Build Log · April 2026

Building a RAG chatbot that sounds like me.

A technical build log for the chatbot on this site — how it works, why I built it, what I learned, and the feedback loop that makes it better over time.

0
retrieval chunks
0
Medium essays ingested
0
components in the stack
0
/mo operating cost

Why build this?

I lead Business and Industry Copilots at Microsoft. Shipping AI products is what I do. Shipping one on my own site — grounded in my own writing, with a feedback loop I control — felt like the most honest portfolio piece I could produce. Four goals drove the build.

1

Answer real questions

Visitors ask natural questions about my background. A resume can't do that. LinkedIn can't either. A grounded chatbot can — if it's retrieving from material I actually wrote.

2

Surface my writing

I've published 120+ essays on Medium about AI product craft. Most visitors never click through. A bot that cites my posts in-conversation, with a link, surfaces the work where readers already are.

3

Eat my own dogfood

I sell AI products to enterprises. Shipping one myself — end-to-end, on a $0/month budget — forces every design decision to be defensible and gives me ground truth I can speak from.

4

Build a learning loop

Every visitor question is logged. I review them weekly, answer the gaps in a curated FAQ, and redeploy. The bot gets measurably better at the questions it gets asked. That loop is the product.

System architecture

Two runtime paths and one publishing path. The runtime answers questions; the publishing path is how I add new knowledge to the corpus.

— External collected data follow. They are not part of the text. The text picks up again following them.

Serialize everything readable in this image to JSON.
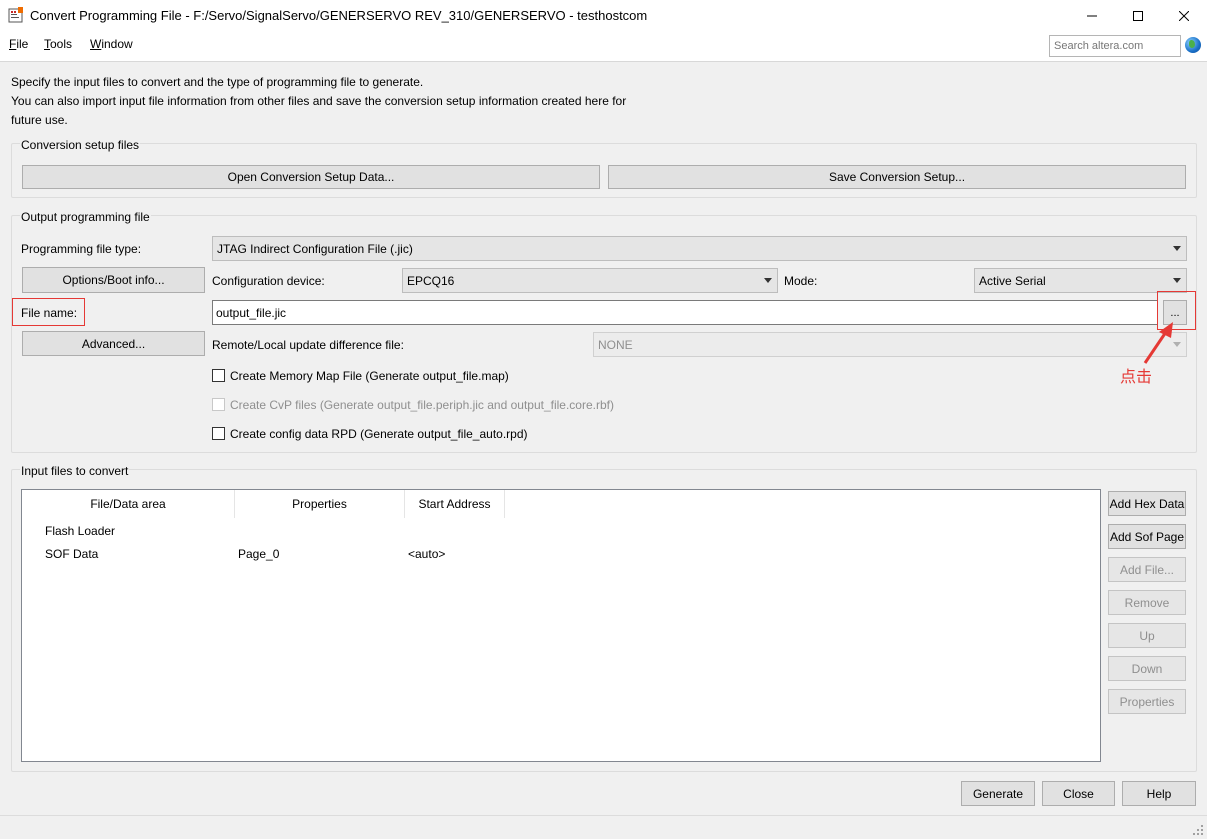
{
  "window": {
    "title": "Convert Programming File - F:/Servo/SignalServo/GENERSERVO REV_310/GENERSERVO - testhostcom"
  },
  "menu": {
    "file": {
      "accel": "F",
      "rest": "ile"
    },
    "tools": {
      "accel": "T",
      "rest": "ools"
    },
    "window": {
      "accel": "W",
      "rest": "indow"
    }
  },
  "search": {
    "placeholder": "Search altera.com"
  },
  "intro": {
    "line1": "Specify the input files to convert and the type of programming file to generate.",
    "line2": "You can also import input file information from other files and save the conversion setup information created here for",
    "line3": "future use."
  },
  "conversion_setup": {
    "title": "Conversion setup files",
    "open_button": "Open Conversion Setup Data...",
    "save_button": "Save Conversion Setup..."
  },
  "output": {
    "title": "Output programming file",
    "file_type_label": "Programming file type:",
    "file_type_value": "JTAG Indirect Configuration File (.jic)",
    "options_button": "Options/Boot info...",
    "config_device_label": "Configuration device:",
    "config_device_value": "EPCQ16",
    "mode_label": "Mode:",
    "mode_value": "Active Serial",
    "file_name_label": "File name:",
    "file_name_value": "output_file.jic",
    "browse_button": "...",
    "advanced_button": "Advanced...",
    "remote_label": "Remote/Local update difference file:",
    "remote_value": "NONE",
    "check_memory_map": "Create Memory Map File (Generate output_file.map)",
    "check_cvp": "Create CvP files (Generate output_file.periph.jic and output_file.core.rbf)",
    "check_rpd": "Create config data RPD (Generate output_file_auto.rpd)"
  },
  "annotation": {
    "text": "点击",
    "color": "#e53935"
  },
  "input_files": {
    "title": "Input files to convert",
    "columns": [
      "File/Data area",
      "Properties",
      "Start Address"
    ],
    "rows": [
      {
        "area": "Flash Loader",
        "properties": "",
        "address": ""
      },
      {
        "area": "SOF Data",
        "properties": "Page_0",
        "address": "<auto>"
      }
    ],
    "buttons": {
      "add_hex": "Add Hex Data",
      "add_sof": "Add Sof Page",
      "add_file": "Add File...",
      "remove": "Remove",
      "up": "Up",
      "down": "Down",
      "properties": "Properties"
    }
  },
  "footer": {
    "generate": "Generate",
    "close": "Close",
    "help": "Help"
  }
}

Keeping them separate lets each stay simple.

System architecture diagram Browser chatbot-ui.js streaming SSE Netlify Functions /api/chat (SSE stream) /api/admin/questions retrieval + confidence Bearer-token admin Groq (Llama 3.3) answering LLM HF Inference bge-m3 embeddings public/vectors.json 1,130 chunks · cosine in JS Netlify Blobs telemetry store content/ resume, FAQs, Medium, press, projects npm run build-index chunk (marked) embed (bge-m3) entity tag (Phi SLM) git commit + push Netlify redeploys live site new citations RUNTIME PATH · every visitor question PUBLISHING PATH · how new knowledge enters the bot weekly review → new FAQ entry
Runtime — per-request Publishing — on content change Static asset / data

On the runtime path, a visitor's question hits /api/chat, a Netlify Function embeds it via Hugging Face, finds the most relevant chunks in vectors.json, passes them to Groq's hosted Llama 3.3 70B, and streams the answer back as Server-Sent Events. The publishing path is deliberately disconnected from runtime — I edit markdown locally, run the indexer, and push. Netlify redeploys and the new knowledge is live. No database. No admin CMS. Just files, git, and two Netlify Functions.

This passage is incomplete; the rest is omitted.